Whether the new employer would incur significant economic disadvantage as a result of the transferable instrument covering the new employer – s.318(3)(e)
The Applicant submits that it would (and currently does) incur significant economic disadvantage as a result of the Transferable Instruments covering it due to the complicated payroll processes that it has outsourced to an external provider to process weekly pay under four separate enterprise agreements (the Transferable Instruments and the Agreement). The Applicant submits that having the one enterprise agreement cover all of its employees will simplify the process of managing employees and payroll.
I accept that the Applicant will incur economic disadvantage as a result of having to administer multiple instruments in relation to what is a relatively small portion of its workforce however it cannot be established based on the material before me that this is significant.
I consider this to be a neutral consideration.
The degree of business synergy between the transferable instrument and any workplace instrument that already covers the new employer – s.318(3)(f)
The Applicant submits that there is no business synergy between the Transferable Instruments and the Agreement that applies to the Applicant’s employees that do similar work. I accept that the Transferable Instruments were designed for a much larger public sector employer and that they were not designed for implementation in a business environment of the nature of the Applicant’s. Notwithstanding this, the analysis filed by the Applicant that compares the instruments suggests there is some synergy between the terms of the instruments.
I consider this to be a neutral consideration.
The public interest – s.318(3)(f)
The notion of public interest refers to matters that might affect the public as a whole.[1] I do not consider that the termination of the Agreement would impact employment levels, inflation and the maintenance of proper industrial standards, particularly noting that the Agreement would apply if the orders are made. I have not identified any interests in relation to the Application that are distinct in nature from the interests of the parties.
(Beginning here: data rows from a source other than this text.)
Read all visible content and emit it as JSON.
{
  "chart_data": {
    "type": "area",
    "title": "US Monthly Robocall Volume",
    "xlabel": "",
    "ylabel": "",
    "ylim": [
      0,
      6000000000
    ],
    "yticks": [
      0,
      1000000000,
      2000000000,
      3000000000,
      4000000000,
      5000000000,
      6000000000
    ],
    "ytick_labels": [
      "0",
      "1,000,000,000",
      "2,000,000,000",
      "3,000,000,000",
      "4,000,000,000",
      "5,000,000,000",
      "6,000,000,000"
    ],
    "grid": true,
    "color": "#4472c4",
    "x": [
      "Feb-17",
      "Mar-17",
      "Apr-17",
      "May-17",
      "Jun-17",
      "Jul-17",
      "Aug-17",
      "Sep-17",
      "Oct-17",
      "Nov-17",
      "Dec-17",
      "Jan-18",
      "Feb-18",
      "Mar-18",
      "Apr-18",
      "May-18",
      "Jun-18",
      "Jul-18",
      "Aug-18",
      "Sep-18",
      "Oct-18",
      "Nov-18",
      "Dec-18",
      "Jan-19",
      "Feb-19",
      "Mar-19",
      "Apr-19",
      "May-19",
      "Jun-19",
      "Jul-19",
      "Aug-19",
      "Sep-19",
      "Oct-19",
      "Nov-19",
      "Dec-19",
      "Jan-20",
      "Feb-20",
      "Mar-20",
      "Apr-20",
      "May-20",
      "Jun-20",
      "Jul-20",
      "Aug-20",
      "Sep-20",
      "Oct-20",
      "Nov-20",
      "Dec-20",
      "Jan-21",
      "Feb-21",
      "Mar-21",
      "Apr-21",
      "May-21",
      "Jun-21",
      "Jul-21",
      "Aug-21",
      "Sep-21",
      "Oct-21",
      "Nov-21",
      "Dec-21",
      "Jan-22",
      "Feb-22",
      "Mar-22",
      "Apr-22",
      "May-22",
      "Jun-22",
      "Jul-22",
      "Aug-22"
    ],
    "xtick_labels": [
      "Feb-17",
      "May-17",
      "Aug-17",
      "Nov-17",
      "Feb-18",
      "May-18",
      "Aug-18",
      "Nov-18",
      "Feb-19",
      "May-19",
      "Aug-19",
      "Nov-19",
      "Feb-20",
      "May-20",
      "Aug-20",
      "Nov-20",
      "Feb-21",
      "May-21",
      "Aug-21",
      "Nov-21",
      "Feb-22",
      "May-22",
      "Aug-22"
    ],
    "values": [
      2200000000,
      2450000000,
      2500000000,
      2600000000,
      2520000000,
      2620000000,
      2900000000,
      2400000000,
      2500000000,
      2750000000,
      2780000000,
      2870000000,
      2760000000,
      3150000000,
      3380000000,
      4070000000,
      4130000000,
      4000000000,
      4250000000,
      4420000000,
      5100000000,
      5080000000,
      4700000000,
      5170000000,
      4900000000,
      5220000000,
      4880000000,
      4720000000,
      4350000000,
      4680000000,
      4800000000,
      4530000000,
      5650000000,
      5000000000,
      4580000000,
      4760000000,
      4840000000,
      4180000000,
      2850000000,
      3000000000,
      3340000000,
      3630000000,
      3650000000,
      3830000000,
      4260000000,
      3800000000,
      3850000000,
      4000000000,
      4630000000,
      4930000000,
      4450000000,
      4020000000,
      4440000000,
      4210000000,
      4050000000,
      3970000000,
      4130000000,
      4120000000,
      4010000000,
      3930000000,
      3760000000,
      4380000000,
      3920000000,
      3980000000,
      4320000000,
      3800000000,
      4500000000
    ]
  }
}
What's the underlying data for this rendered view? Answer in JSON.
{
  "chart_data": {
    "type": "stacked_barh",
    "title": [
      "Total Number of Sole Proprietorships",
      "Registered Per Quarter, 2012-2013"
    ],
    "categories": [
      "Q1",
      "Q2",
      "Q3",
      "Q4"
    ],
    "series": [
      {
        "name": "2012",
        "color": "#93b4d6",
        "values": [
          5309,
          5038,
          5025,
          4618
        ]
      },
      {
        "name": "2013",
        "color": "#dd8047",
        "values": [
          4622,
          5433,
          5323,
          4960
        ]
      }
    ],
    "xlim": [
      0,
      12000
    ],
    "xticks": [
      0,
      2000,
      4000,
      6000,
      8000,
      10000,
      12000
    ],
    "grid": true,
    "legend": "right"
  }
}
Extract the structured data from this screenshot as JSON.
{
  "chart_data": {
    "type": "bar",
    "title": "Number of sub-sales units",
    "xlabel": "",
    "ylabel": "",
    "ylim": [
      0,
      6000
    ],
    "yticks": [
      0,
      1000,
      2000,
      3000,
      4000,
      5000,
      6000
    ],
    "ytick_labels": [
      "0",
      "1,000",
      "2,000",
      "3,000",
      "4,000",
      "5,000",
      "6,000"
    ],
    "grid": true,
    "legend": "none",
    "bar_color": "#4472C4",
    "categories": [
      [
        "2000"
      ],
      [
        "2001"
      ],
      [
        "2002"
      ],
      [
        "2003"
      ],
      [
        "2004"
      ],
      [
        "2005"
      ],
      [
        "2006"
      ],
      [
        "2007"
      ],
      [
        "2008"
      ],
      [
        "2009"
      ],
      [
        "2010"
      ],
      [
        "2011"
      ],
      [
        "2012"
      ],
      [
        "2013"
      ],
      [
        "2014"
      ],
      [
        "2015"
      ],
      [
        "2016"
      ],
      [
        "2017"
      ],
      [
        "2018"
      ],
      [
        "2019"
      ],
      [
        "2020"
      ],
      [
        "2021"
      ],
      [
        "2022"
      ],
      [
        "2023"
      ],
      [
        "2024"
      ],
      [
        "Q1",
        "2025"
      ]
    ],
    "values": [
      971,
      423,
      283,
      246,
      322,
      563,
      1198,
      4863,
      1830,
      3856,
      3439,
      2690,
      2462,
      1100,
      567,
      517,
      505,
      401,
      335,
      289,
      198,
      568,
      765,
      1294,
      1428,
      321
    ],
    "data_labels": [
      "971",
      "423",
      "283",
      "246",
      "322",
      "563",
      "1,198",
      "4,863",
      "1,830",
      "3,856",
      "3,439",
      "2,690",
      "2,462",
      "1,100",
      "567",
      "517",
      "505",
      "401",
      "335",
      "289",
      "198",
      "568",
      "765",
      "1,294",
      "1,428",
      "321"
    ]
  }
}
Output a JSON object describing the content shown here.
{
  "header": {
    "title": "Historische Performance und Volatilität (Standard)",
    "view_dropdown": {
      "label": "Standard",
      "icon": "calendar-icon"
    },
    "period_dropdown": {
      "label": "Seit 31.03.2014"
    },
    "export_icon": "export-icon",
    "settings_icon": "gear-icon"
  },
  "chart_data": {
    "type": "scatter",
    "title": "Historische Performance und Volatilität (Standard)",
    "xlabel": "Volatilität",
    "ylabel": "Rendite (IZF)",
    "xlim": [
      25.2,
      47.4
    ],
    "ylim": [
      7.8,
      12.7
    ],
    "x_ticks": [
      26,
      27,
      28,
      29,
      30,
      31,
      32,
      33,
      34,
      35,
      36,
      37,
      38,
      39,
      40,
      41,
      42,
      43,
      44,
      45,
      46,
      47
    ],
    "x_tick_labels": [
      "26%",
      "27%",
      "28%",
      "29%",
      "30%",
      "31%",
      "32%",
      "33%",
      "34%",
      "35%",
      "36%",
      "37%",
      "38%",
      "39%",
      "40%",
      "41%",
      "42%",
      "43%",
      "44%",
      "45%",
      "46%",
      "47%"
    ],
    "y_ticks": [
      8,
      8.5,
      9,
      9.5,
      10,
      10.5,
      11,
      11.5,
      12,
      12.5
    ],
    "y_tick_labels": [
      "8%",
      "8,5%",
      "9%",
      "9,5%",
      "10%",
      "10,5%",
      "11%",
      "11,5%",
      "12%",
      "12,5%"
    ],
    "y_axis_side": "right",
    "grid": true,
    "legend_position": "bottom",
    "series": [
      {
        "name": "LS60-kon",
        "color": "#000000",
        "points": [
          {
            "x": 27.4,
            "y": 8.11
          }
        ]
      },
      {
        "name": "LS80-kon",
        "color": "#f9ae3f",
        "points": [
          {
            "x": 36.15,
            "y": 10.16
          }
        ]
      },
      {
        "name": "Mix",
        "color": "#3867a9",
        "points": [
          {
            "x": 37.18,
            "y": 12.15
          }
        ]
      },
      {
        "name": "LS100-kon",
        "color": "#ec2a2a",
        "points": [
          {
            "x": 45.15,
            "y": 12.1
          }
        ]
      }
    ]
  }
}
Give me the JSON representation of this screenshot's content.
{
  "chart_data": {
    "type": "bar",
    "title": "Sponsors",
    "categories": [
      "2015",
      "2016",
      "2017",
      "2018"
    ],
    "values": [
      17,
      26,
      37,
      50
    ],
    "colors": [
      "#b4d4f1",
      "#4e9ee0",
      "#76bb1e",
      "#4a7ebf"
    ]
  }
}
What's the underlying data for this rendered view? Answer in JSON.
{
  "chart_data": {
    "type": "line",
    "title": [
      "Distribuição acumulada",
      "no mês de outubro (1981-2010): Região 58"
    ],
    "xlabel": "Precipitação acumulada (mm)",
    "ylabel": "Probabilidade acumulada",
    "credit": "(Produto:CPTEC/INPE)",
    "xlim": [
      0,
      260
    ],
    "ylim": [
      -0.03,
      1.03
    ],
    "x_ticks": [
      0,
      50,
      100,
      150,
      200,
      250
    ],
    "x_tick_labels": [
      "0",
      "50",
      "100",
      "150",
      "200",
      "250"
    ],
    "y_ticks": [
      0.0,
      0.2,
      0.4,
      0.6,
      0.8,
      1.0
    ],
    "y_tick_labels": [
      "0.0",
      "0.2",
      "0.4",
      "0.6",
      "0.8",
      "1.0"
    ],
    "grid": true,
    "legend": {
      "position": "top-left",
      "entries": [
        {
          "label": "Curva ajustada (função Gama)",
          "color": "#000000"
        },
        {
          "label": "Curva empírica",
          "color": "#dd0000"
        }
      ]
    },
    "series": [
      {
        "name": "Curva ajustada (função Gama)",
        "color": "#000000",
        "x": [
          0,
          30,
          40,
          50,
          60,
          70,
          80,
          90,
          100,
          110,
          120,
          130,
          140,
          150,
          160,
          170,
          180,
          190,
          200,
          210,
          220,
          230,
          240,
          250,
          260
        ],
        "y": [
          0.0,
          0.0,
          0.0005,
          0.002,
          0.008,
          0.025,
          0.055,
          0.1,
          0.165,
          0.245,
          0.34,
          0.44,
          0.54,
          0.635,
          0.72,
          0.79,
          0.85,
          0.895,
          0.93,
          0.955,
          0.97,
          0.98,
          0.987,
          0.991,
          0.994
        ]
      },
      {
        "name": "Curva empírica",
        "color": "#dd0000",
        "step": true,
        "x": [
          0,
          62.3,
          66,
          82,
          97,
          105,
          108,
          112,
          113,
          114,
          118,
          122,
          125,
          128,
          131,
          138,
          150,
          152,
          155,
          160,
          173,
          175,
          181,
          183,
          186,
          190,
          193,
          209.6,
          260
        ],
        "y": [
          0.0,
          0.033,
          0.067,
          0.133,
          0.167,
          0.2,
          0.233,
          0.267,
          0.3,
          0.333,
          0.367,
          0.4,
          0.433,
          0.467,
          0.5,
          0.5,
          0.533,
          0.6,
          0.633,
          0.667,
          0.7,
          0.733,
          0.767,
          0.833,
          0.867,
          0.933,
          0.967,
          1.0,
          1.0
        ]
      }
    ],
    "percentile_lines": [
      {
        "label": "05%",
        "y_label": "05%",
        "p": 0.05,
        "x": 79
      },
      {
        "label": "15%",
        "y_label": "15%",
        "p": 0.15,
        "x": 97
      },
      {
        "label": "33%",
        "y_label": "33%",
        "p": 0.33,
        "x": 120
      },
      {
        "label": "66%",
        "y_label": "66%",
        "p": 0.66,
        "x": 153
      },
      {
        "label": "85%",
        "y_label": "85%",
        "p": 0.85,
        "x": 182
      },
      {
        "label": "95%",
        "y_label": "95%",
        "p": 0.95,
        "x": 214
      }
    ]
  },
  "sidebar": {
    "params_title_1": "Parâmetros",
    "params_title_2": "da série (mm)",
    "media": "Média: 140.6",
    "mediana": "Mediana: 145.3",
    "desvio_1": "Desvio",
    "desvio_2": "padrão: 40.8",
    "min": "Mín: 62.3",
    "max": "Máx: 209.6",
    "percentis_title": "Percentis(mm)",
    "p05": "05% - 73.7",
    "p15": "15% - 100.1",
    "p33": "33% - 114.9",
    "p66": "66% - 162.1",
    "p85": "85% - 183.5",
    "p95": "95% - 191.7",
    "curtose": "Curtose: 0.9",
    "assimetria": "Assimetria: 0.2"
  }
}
In all the circumstances, and having considered the materials before the Commission, I am satisfied that there are no public interest considerations that weigh against making the orders sought.
Conclusion
Having taken into account the considerations in s.318(3) of the Act, I consider that the following orders should be made:
“A. Further to the decision in [[2022] FWC 744], the Fair Work Commission (Commission) orders that, pursuant to s.318(1)(a) of the Fair Work Act 2009 (Cth) (Act), the Northern Territory Public Sector Nurses and Midwives’ 2018 - 2022 Enterprise Agreement, Northern Territory Public Sector 2017 - 2021 Enterprise Agreement and NTPS Aboriginal Health Practitioner 2018-2022 Enterprise Agreement will not cover Mala’la Health Service Aboriginal Corporation and the following transferring employees in respect of their employment with Mala’la Health Service Aboriginal Corporation:
(a)Charlene Bonson;
(b)Isaac Brown;
(c)Shannon Brown;
(d)Shelley Cook;
(e)Charlie Gunabarra;
(f)Vincent Head;
(g)Jermaine Namanurki;
(h)David Pascoe;
(i)Karen Shergold;
(j)Fabian Smith;
(k)Cyril Wilson; and
(l)James Woods.
(Transferring Employees).
B. The Commission also orders that, pursuant to s.318(1)(b) of the Act, the Mala’la Health Service Corporation Enterprise Agreement 2019 - 2023 will cover the Transferring Employees in relation to their employment with Mala’la Health Service Aboriginal Corporation.”
For the purposes of s.318(4) of the Act, the order will come into operation on 4 April 2022. The order giving effect to this decision will be issued separately in [PR739998].
COMMISSIONER
[1] Re Kellogg Brown and Root, Bass Strait (Esso) Onshore/Offshore Facilities Certified Agreement 2000 (2005) 139 IR 34, [23].